Comment 3 surabhi 2016-10-14 10:50:23 UTC
This private build is based on 3.2 downstream build which has client-io-thread enabled.One of the bt's looks like the other client-io-thread issue tracked in BZ https://bugzilla.redhat.com/show_bug.cgi?id=1380619.

There are 2 more crashes which needs to be analysed if it is the same issue.
Poornima is working on it and will update her findings.
Until then we are disabling client-io-thread and continue to test.
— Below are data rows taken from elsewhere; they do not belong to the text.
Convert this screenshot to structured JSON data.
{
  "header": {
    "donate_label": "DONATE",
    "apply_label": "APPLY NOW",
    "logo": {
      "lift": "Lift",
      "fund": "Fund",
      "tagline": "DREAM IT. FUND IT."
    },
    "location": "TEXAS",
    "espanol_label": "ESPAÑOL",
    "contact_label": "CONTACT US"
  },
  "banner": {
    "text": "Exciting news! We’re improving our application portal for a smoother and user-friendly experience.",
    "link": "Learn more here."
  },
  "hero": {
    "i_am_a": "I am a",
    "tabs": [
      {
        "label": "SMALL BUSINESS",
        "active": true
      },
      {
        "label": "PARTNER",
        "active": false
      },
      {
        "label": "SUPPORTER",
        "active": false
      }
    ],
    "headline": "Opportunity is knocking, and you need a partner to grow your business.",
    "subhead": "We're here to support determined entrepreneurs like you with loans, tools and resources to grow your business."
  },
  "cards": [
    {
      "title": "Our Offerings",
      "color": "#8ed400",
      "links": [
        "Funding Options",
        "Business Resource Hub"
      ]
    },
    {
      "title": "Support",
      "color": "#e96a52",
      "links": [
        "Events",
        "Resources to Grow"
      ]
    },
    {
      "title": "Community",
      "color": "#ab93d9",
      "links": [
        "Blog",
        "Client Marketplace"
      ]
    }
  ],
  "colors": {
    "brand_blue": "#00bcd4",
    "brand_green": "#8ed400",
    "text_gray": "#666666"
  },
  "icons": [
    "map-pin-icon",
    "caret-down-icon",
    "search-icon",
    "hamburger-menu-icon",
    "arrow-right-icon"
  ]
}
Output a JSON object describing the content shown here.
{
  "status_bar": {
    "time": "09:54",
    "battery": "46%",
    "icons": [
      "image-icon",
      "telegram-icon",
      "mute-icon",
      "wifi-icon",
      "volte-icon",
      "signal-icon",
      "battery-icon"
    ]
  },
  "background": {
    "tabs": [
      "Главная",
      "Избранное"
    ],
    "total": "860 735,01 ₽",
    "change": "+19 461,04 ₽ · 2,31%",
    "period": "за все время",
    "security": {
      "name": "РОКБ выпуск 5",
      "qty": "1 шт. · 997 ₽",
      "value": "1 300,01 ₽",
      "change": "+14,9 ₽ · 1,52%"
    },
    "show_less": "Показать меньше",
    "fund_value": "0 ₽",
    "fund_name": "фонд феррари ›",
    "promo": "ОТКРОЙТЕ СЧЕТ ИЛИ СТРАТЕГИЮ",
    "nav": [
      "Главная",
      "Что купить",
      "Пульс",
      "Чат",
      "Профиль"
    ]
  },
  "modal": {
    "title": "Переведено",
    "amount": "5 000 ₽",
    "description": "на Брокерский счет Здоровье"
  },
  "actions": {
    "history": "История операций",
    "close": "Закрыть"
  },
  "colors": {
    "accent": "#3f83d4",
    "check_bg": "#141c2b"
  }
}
Comment 4 Atin Mukherjee 2016-10-24 04:02:13 UTC
downstream patch : https://code.engineering.redhat.com/gerrit/87972

Comment 8 Poornima G 2016-10-27 08:33:53 UTC
This probably looks like client-io-threads related issue. Please verify by disabling client io-threads

Comment 9 Atin Mukherjee 2016-10-27 09:03:36 UTC
(In reply to Poornima G from comment #8)
> This probably looks like client-io-threads related issue. Please verify by
> disabling client io-threads

This bug is already moved to ON_QA. There is no point of verifying this issue disabling client io-threads. Given we have fixed the crash with glusterfs-3.8.4-3, this can be tested with the current build.

Comment 10 Anil Shah 2016-11-08 10:57:55 UTC
Not seeing snapd crash after doing parallel operation form multiple clients. 
Bug verified on build glusterfs-3.8.4-3.el7rhgs.x86_64

Comment 12 errata-xmlrpc 2017-03-23 06:10:08 UTC
Since the problem described in this bug report should be
resolved in a recent advisory, it has been closed with a
resolution of ERRATA.

For information on the advisory, and where to find the updated
files, follow the link below.

If the solution does not work for you, open a new bug report.

https://rhn.redhat.com/errata/RHSA-2017-0486.html